New car registrations in the European Union dipped slightly in May 2024, down 3% compared to the same month last year. This decline was driven by three major markets: Italy (-6.6%), Germany (-4.3%), and France (-2.9%). However, Spain defied the trend with a modest increase of 3.4%.
Looking at the bigger picture, the year isn’t all bad for the EU car market. Year-to-date registrations are actually up 4.6% compared to the first five months of 2023, reaching 4.6 million units. All four major markets mirrored this positive trend, with Spain leading the pack (+6.8%), followed by Germany (+5.2%), France (+4.9%), and Italy (+3.4%).

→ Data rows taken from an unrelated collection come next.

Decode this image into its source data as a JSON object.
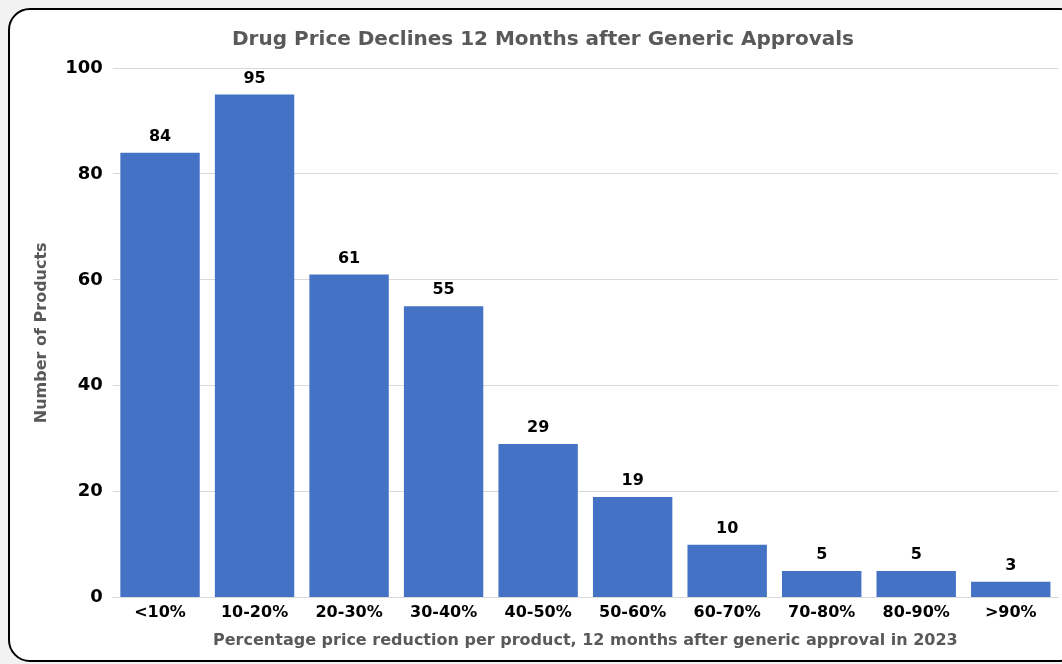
{
  "chart_data": {
    "type": "bar",
    "title": "Drug Price Declines 12 Months after Generic Approvals",
    "xlabel": "Percentage price reduction per product, 12 months after generic approval in 2023",
    "ylabel": "Number of Products",
    "categories": [
      "<10%",
      "10-20%",
      "20-30%",
      "30-40%",
      "40-50%",
      "50-60%",
      "60-70%",
      "70-80%",
      "80-90%",
      ">90%"
    ],
    "values": [
      84,
      95,
      61,
      55,
      29,
      19,
      10,
      5,
      5,
      3
    ],
    "color": "#4472c4",
    "ylim": [
      0,
      100
    ],
    "yticks": [
      0,
      20,
      40,
      60,
      80,
      100
    ],
    "grid": "y",
    "legend": false,
    "data_labels": true
  }
}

Electric vehicles showed a mixed performance. Battery-electric (BEV) car registrations dipped in May, accounting for 12.5% of the market share, down from 13.8% the previous year.
While Belgium and France saw BEV growth (44.8% and 5.4% respectively), Germany and the Netherlands experienced significant declines (-30.6% and -11.7%). However, year-to-date registrations for BEVs remain positive with a 2% increase compared to 2023.
Plug-in hybrids followed a similar pattern to BEVs in May, with a 14.7% drop in registrations. This decline was particularly pronounced in Belgium (-36.6%) and France (-19.4%). Germany, however, managed a small increase of 1.7%. Despite the overall decline, plug-in hybrids still hold a 6.5% market share.
The bright spot for the electrified vehicle market was hybrid-electrics. This segment saw a surge in May, with registrations jumping 16.2%. France (+38.3%), Spain (+25.4%), and Italy (+7.4%) all experienced strong growth, pushing the hybrid-electric market share to nearly 30%, up from 25% in May 2023. Germany was the only major market to see a slight decrease (-0.7%) for hybrids.